Storage of small files in the network

snorkel · June 14, 2025, 7:00am

As I understand it, small files are stored on Storj servers, because they are to small to be spread into pieces across the public network.
Can’t they be gattered together in some bigger files, like the logs we are using in hashstore, and spread those in pieces across the network?
This way, the central servers are freed from them, and the safety of the data is assured in the same way as with big files.
Is it a possibility?

arrogantrabbit · June 14, 2025, 7:06am

Look at it this way:

Small fiels are stored inline because overhead of fetching small amount of data from nodes is way too expensive; latency is much higher than time needed to transfer data.

You are suggesting to add time needed to download large log and unpack that small file to the process. it will be significantly worse.

I’d argue satellites are teh safest place to keep files. If Node dies – nothign happens. If satellite dies – everythign happens.

Satellites are redudand and distributed just like (if not better than) nodes.

jammerdan · June 14, 2025, 7:10am

Isn’t that suggestion what is in the roadmap?

github.com/storj/roadmap

Small File Packing (Satellite)

opened 04:31PM - 24 Jan 22 UTC

iglesiasbrandon

Satellite Team

### Summary: Currently storing small files (5 MB or less) is not healthy for t…he satellites. for each file stored on the network, the satellite must store some metadata. If the size of the object is small the amount of metadata does not change so the ratio of data stored to metadata stored is unhealthy. ### Pain Point: - For Each segment that is stored on the network the satellite must store some metadata. The to store the metadata on the satellite for a signal small file and a large (single segment) file is the same. So in terms of - Meta data in CRDB is very expensive. Small objects take as much metadata as large objects so we want to optimize this. - We can not scale the satellite DB without having a satellite solution to packing files so that the cost of the metadata relative to objects stays low. - Small files end up becoming small Pieces that are stored on the Storage Nodes. Small Pieces are bad for the Nodes on the network because they are not optimally stored on the hard drive. data on hard drives is stored in blocks; small pieces occupy an entire block even if they are smaller than a block. Nodes are only paid for the size of the piece they store not for the entire size of the block. ### Intended Outcome: - Backwards compatible for users - The satellite will have a process to pack small files uploaded by customers. ### How will it work? Blueprint: https://review.dev.storj.io/c/storj/storj/+/6543

snorkel · June 14, 2025, 7:11am

Ouh, didn’t saw that… or maybe I did, and a brain elf reminded me somehow…
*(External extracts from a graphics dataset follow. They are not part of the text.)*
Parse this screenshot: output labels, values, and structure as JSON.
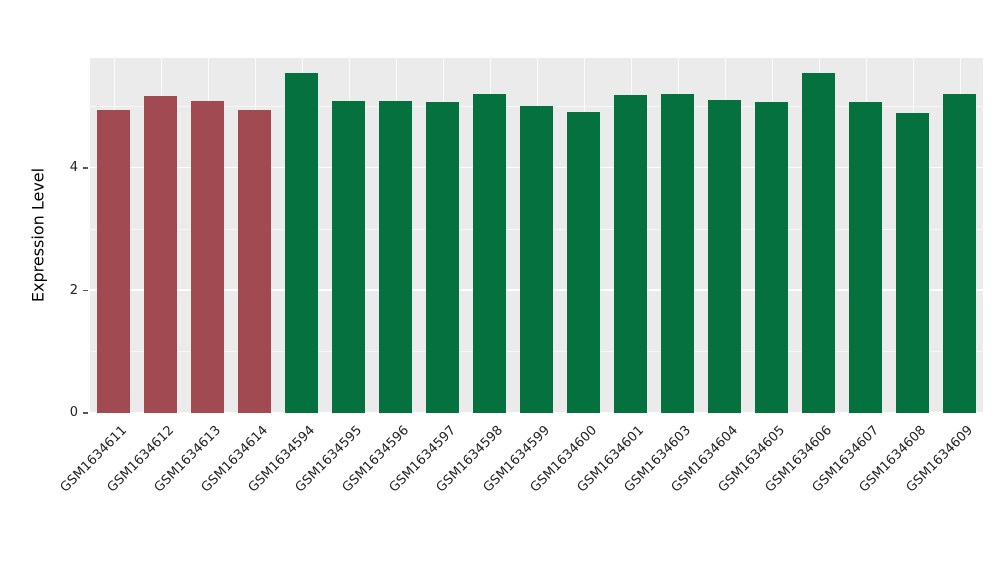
{
  "chart_data": {
    "type": "bar",
    "title": "",
    "xlabel": "",
    "ylabel": "Expression Level",
    "ylim": [
      0,
      5.8
    ],
    "yticks": [
      0,
      2,
      4
    ],
    "yticks_minor": [
      1,
      3,
      5
    ],
    "grid": "on",
    "legend": "none",
    "panel_bg": "#EBEBEB",
    "grid_color": "#FFFFFF",
    "bar_width_ratio": 0.7,
    "categories": [
      "GSM1634611",
      "GSM1634612",
      "GSM1634613",
      "GSM1634614",
      "GSM1634594",
      "GSM1634595",
      "GSM1634596",
      "GSM1634597",
      "GSM1634598",
      "GSM1634599",
      "GSM1634600",
      "GSM1634601",
      "GSM1634603",
      "GSM1634604",
      "GSM1634605",
      "GSM1634606",
      "GSM1634607",
      "GSM1634608",
      "GSM1634609"
    ],
    "values": [
      4.95,
      5.18,
      5.1,
      4.95,
      5.55,
      5.1,
      5.1,
      5.08,
      5.22,
      5.02,
      4.92,
      5.2,
      5.22,
      5.12,
      5.08,
      5.55,
      5.08,
      4.9,
      5.22
    ],
    "groups": [
      "red",
      "red",
      "red",
      "red",
      "green",
      "green",
      "green",
      "green",
      "green",
      "green",
      "green",
      "green",
      "green",
      "green",
      "green",
      "green",
      "green",
      "green",
      "green"
    ],
    "group_colors": {
      "red": "#A14A52",
      "green": "#04713F"
    }
  }
}
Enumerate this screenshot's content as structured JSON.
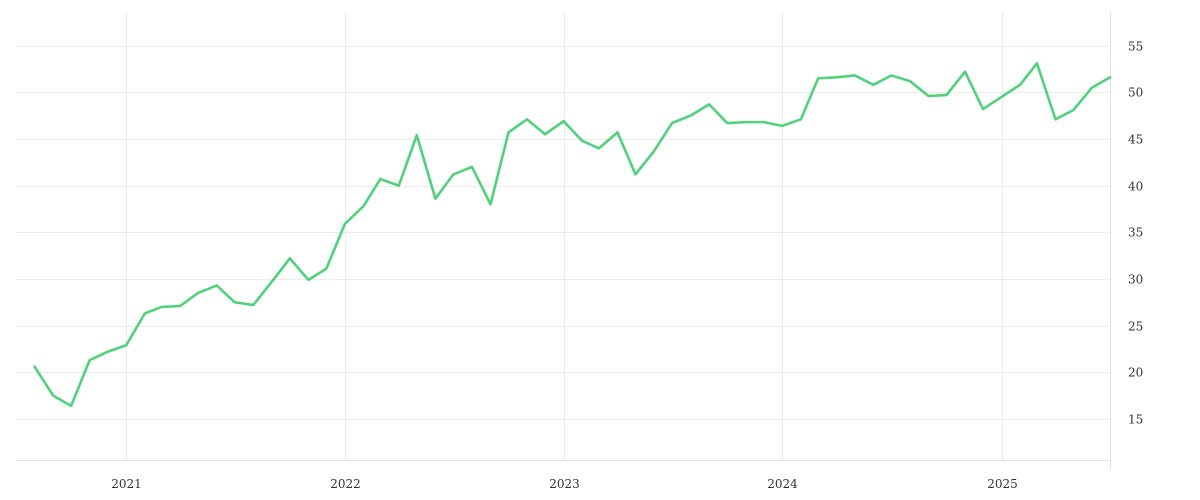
{
  "chart_data": {
    "type": "line",
    "title": "",
    "xlabel": "",
    "ylabel": "",
    "grid": true,
    "yaxis_side": "right",
    "xlim": [
      "2020-07-01",
      "2025-07-01"
    ],
    "ylim": [
      10.6,
      58.6
    ],
    "x_ticks": [
      {
        "date": "2021-01-01",
        "label": "2021"
      },
      {
        "date": "2022-01-01",
        "label": "2022"
      },
      {
        "date": "2023-01-01",
        "label": "2023"
      },
      {
        "date": "2024-01-01",
        "label": "2024"
      },
      {
        "date": "2025-01-01",
        "label": "2025"
      }
    ],
    "y_ticks": [
      15,
      20,
      25,
      30,
      35,
      40,
      45,
      50,
      55
    ],
    "colors": {
      "series": "#4fd27a",
      "grid": "#ececec",
      "text": "#333333"
    },
    "series": [
      {
        "x": [
          "2020-08-01",
          "2020-09-01",
          "2020-10-01",
          "2020-11-01",
          "2020-12-01",
          "2021-01-01",
          "2021-02-01",
          "2021-03-01",
          "2021-04-01",
          "2021-05-01",
          "2021-06-01",
          "2021-07-01",
          "2021-08-01",
          "2021-09-01",
          "2021-10-01",
          "2021-11-01",
          "2021-12-01",
          "2022-01-01",
          "2022-02-01",
          "2022-03-01",
          "2022-04-01",
          "2022-05-01",
          "2022-06-01",
          "2022-07-01",
          "2022-08-01",
          "2022-09-01",
          "2022-10-01",
          "2022-11-01",
          "2022-12-01",
          "2023-01-01",
          "2023-02-01",
          "2023-03-01",
          "2023-04-01",
          "2023-05-01",
          "2023-06-01",
          "2023-07-01",
          "2023-08-01",
          "2023-09-01",
          "2023-10-01",
          "2023-11-01",
          "2023-12-01",
          "2024-01-01",
          "2024-02-01",
          "2024-03-01",
          "2024-04-01",
          "2024-05-01",
          "2024-06-01",
          "2024-07-01",
          "2024-08-01",
          "2024-09-01",
          "2024-10-01",
          "2024-11-01",
          "2024-12-01",
          "2025-01-01",
          "2025-02-01",
          "2025-03-01",
          "2025-04-01",
          "2025-05-01",
          "2025-06-01",
          "2025-07-01"
        ],
        "values": [
          20.6,
          17.5,
          16.4,
          21.3,
          22.2,
          22.9,
          26.3,
          27.0,
          27.1,
          28.5,
          29.3,
          27.5,
          27.2,
          29.7,
          32.2,
          29.9,
          31.1,
          35.9,
          37.8,
          40.7,
          40.0,
          45.4,
          38.6,
          41.2,
          42.0,
          38.0,
          45.7,
          47.1,
          45.5,
          46.9,
          44.8,
          44.0,
          45.7,
          41.2,
          43.7,
          46.7,
          47.5,
          48.7,
          46.7,
          46.8,
          46.8,
          46.4,
          47.1,
          51.5,
          51.6,
          51.8,
          50.8,
          51.8,
          51.2,
          49.6,
          49.7,
          52.2,
          48.2,
          49.5,
          50.8,
          53.1,
          47.1,
          48.1,
          50.5,
          51.6
        ]
      }
    ]
  }
}
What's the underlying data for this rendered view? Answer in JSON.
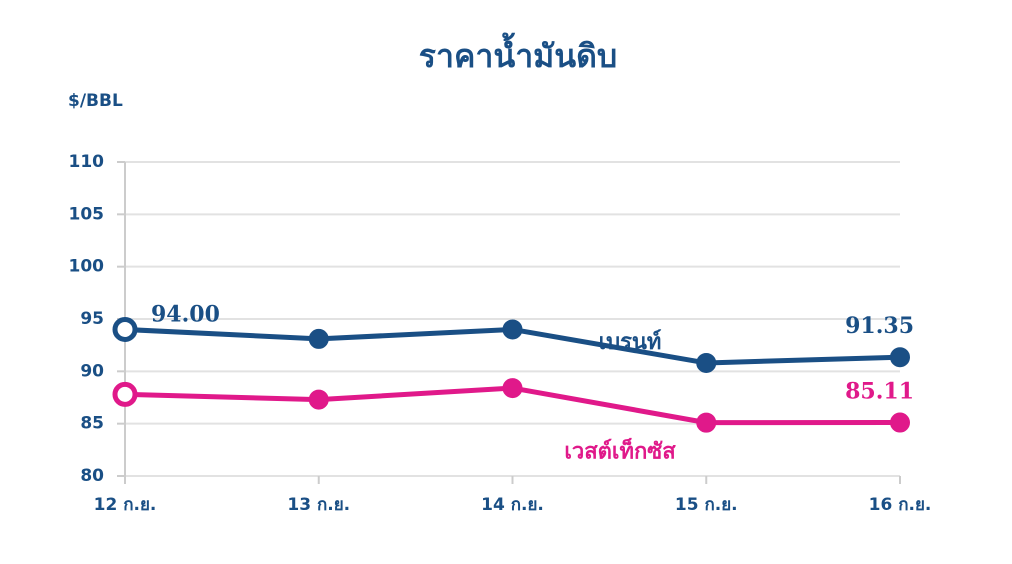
{
  "chart_data": {
    "type": "line",
    "title": "ราคาน้ำมันดิบ",
    "y_label": "$/BBL",
    "categories": [
      "12 ก.ย.",
      "13 ก.ย.",
      "14 ก.ย.",
      "15 ก.ย.",
      "16 ก.ย."
    ],
    "series": [
      {
        "name": "เบรนท์",
        "color": "#1a4f85",
        "values": [
          94.0,
          93.1,
          94.0,
          90.8,
          91.35
        ],
        "value_labels": [
          "94.00",
          null,
          null,
          null,
          "91.35"
        ]
      },
      {
        "name": "เวสต์เท็กซัส",
        "color": "#e0198a",
        "values": [
          87.8,
          87.3,
          88.4,
          85.1,
          85.11
        ],
        "value_labels": [
          null,
          null,
          null,
          null,
          "85.11"
        ]
      }
    ],
    "ylim": [
      80,
      110
    ],
    "yticks": [
      80,
      85,
      90,
      95,
      100,
      105,
      110
    ],
    "grid": true
  }
}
Alexey · June 14, 2025, 7:11am

They can. But depends on the customer. Our link sharing service allows to have access to a single file from the zip archive and it’s pretty fast.
So, the main suggestion for the customers with a lot of small files to pack them to a zip archive and upload, then use them in their website for example without any issues and struggling.
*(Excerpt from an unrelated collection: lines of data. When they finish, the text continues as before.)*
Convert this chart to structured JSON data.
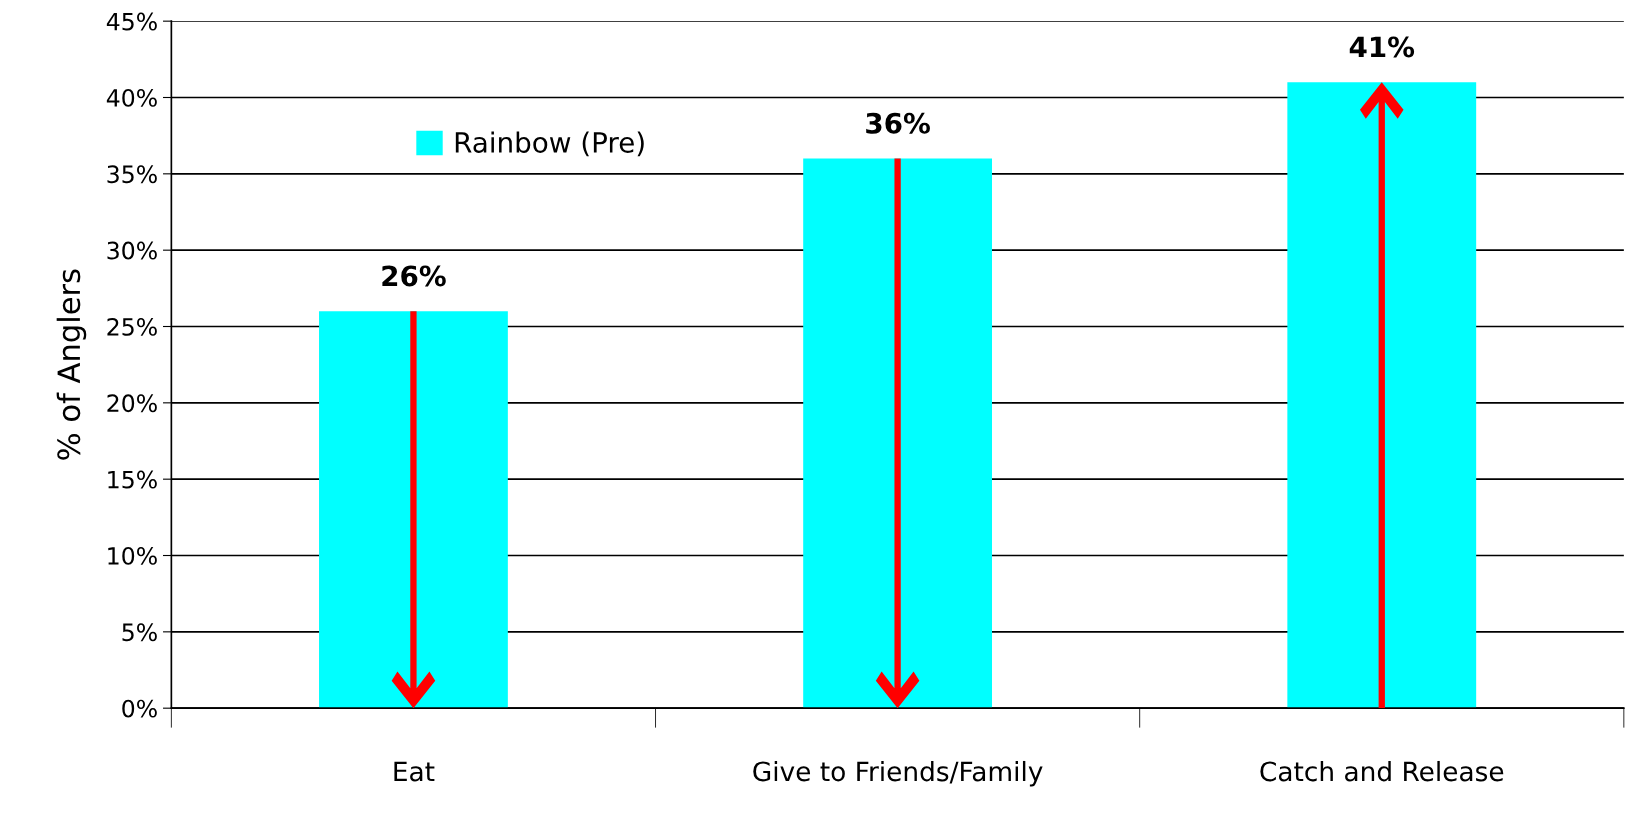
{
  "chart_data": {
    "type": "bar",
    "ylabel": "% of Anglers",
    "categories": [
      "Eat",
      "Give to Friends/Family",
      "Catch and Release"
    ],
    "series": [
      {
        "name": "Rainbow (Pre)",
        "color": "#00ffff",
        "values": [
          26,
          36,
          41
        ],
        "value_labels": [
          "26%",
          "36%",
          "41%"
        ]
      }
    ],
    "ylim": [
      0,
      45
    ],
    "yticks": [
      {
        "value": 0,
        "label": "0%"
      },
      {
        "value": 5,
        "label": "5%"
      },
      {
        "value": 10,
        "label": "10%"
      },
      {
        "value": 15,
        "label": "15%"
      },
      {
        "value": 20,
        "label": "20%"
      },
      {
        "value": 25,
        "label": "25%"
      },
      {
        "value": 30,
        "label": "30%"
      },
      {
        "value": 35,
        "label": "35%"
      },
      {
        "value": 40,
        "label": "40%"
      },
      {
        "value": 45,
        "label": "45%"
      }
    ],
    "grid": "y",
    "legend": "top left"
  }
}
The linked GitHub roadmap ticket is to do so automagically.

snorkel · June 14, 2025, 7:14am

I was thinking only about the Storj side, not customer’s. Like… the software could pack small files from different customers, not only one, and process those bigger files.
But AR pointed out the problems…

Alexey · June 14, 2025, 7:44am

No, it would become much worse. The linked ticket suggest to pack such small files with their metadata. Not sure that it’s possible to implement, though.

Toyoo · June 14, 2025, 1:26pm

Might be acceptable trade-off for some customers, so that they do not need to pay excessive per-segment fee.

Alexey · June 15, 2025, 4:50am

This per-segment fee is introduced not only to cover costs of inline segments but also to prevent the abuse: you may store a million of small objects with almost zero size, where metadata will be still greater than the object, or upload a 1kB object with 1 byte chunks, etc.